Never. Trust. User. Input.


If a CSRF attack is not coming from a browser, how are you going to get the victim's session cookies? If you do get them, it's not called CSRF anymore.


What's stopping an attacker from harvesting session cookies, and then using them in a separate attack? I'm not that familiar with it, but possibly phantom.js hooked up to an exploit tool could work as well?

I'm not saying referrer checking is useless, but once again, you never trust user input. Ever. If you follow that rule you're decreasing attack vectors to essentially social engineering, brute force, and complex technological exploits using buffer overflows and the like (which I guess is still kind of a side effect of trusting user input).


Well, a CSRF attack doesn't involve reading cookies. I believe you'd need an XSS vulnerability in order to do that. (Or, if the site isn't using SSL, just sniff the network traffic.) CSRF just transmits the legitimate cookies to the server - but with a request the victim probably didn't want to actually send. At no point are the victim's cookies able to be harvested.

You could indeed possibly forge a request after harvesting session cookies - but that isn't CSRF. It's either XSS or traffic snooping.

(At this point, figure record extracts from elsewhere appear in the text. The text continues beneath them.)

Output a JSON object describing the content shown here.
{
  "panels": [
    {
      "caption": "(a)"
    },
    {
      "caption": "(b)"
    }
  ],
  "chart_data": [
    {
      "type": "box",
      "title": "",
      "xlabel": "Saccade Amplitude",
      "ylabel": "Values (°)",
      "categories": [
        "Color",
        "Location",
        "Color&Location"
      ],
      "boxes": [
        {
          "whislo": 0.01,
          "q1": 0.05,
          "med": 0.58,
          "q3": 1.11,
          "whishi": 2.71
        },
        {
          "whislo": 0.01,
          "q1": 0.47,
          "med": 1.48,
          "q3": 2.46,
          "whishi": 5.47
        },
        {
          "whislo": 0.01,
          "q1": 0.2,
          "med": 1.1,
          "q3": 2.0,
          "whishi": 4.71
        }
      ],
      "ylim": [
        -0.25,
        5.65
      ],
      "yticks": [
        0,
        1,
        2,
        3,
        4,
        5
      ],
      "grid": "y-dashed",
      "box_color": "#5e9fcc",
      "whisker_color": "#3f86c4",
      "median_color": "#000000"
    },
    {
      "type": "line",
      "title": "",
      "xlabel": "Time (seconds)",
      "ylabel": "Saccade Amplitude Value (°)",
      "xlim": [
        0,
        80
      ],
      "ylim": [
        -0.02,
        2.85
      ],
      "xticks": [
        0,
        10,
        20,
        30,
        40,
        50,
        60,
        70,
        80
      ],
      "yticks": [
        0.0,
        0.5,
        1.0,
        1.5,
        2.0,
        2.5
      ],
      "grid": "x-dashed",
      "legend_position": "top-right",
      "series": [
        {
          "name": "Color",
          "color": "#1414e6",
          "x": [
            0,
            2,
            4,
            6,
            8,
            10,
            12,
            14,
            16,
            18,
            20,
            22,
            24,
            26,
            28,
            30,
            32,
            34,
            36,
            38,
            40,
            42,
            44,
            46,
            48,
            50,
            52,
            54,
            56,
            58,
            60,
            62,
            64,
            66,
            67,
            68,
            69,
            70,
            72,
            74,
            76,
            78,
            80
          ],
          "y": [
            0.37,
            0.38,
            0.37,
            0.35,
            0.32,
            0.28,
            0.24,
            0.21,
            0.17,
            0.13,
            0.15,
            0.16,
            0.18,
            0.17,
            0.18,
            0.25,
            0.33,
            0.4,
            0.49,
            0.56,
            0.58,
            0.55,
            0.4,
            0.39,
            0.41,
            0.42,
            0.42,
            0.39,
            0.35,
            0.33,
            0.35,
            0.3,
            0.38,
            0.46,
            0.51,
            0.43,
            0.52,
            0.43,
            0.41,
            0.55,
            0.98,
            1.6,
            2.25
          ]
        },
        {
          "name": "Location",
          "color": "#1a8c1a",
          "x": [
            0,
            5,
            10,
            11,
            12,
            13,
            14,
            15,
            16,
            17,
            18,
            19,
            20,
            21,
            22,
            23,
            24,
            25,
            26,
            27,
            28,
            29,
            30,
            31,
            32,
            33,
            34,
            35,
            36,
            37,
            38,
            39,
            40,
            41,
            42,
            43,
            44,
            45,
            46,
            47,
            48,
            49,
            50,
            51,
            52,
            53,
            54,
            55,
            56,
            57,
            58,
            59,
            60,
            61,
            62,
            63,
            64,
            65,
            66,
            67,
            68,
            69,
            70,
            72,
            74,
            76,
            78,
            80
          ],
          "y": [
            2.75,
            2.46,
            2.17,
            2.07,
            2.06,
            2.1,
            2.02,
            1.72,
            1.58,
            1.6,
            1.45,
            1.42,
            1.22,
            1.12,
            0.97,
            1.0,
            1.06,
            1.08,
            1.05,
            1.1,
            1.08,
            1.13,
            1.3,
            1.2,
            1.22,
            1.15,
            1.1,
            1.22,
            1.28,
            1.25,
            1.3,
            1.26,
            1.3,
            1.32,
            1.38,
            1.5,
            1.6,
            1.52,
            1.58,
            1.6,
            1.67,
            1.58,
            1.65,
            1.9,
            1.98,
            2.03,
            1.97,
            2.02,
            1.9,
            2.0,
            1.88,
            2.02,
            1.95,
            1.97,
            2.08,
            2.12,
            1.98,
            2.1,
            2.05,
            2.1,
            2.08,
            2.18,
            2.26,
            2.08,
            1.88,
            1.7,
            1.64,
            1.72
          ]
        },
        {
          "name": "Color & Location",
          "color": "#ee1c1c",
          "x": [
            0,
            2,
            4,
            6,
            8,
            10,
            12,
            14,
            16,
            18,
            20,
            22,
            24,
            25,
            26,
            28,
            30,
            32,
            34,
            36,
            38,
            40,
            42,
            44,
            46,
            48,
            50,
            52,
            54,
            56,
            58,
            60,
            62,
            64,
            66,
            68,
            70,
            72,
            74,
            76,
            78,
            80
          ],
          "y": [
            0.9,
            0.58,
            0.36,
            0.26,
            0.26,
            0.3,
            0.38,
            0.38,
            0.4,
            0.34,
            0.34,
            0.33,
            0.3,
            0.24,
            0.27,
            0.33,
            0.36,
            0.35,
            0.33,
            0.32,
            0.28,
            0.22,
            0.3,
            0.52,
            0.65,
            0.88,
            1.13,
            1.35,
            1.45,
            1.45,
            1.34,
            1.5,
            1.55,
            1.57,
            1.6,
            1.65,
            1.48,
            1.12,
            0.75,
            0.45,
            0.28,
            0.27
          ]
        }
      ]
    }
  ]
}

One way to cut down the (time) window of opportunity for an attack is to have the server generate new session tokens, and store them in the cookie, on each request, but require a valid token in order for a new token to be generated. If you have an XSS vulnerability, this is not an adequate solution, as it requires the victim to submit another request between the time the attacker steals the cookie and the time the attacker submit the cookie to the server.

So basically, use SSL and be really careful about XSS. You can trust the REFERER header and session cookies together if and only if they are both present. "Never trust user input that you have to escape or that will be rendered to the browser" is very reasonable though.


i don't downvote, but referer never been a good protection. never


absolutely not. Just forge the referrer header.


That's incorrect in this context, which is trying to get a victim to use their own browser to submit a request that uses cookies on said browser for authentication (CSRF). Please take a look at the following link:

"Although it is trivial to spoof the referer header on your own browser, it is impossible to do so in a CSRF attack."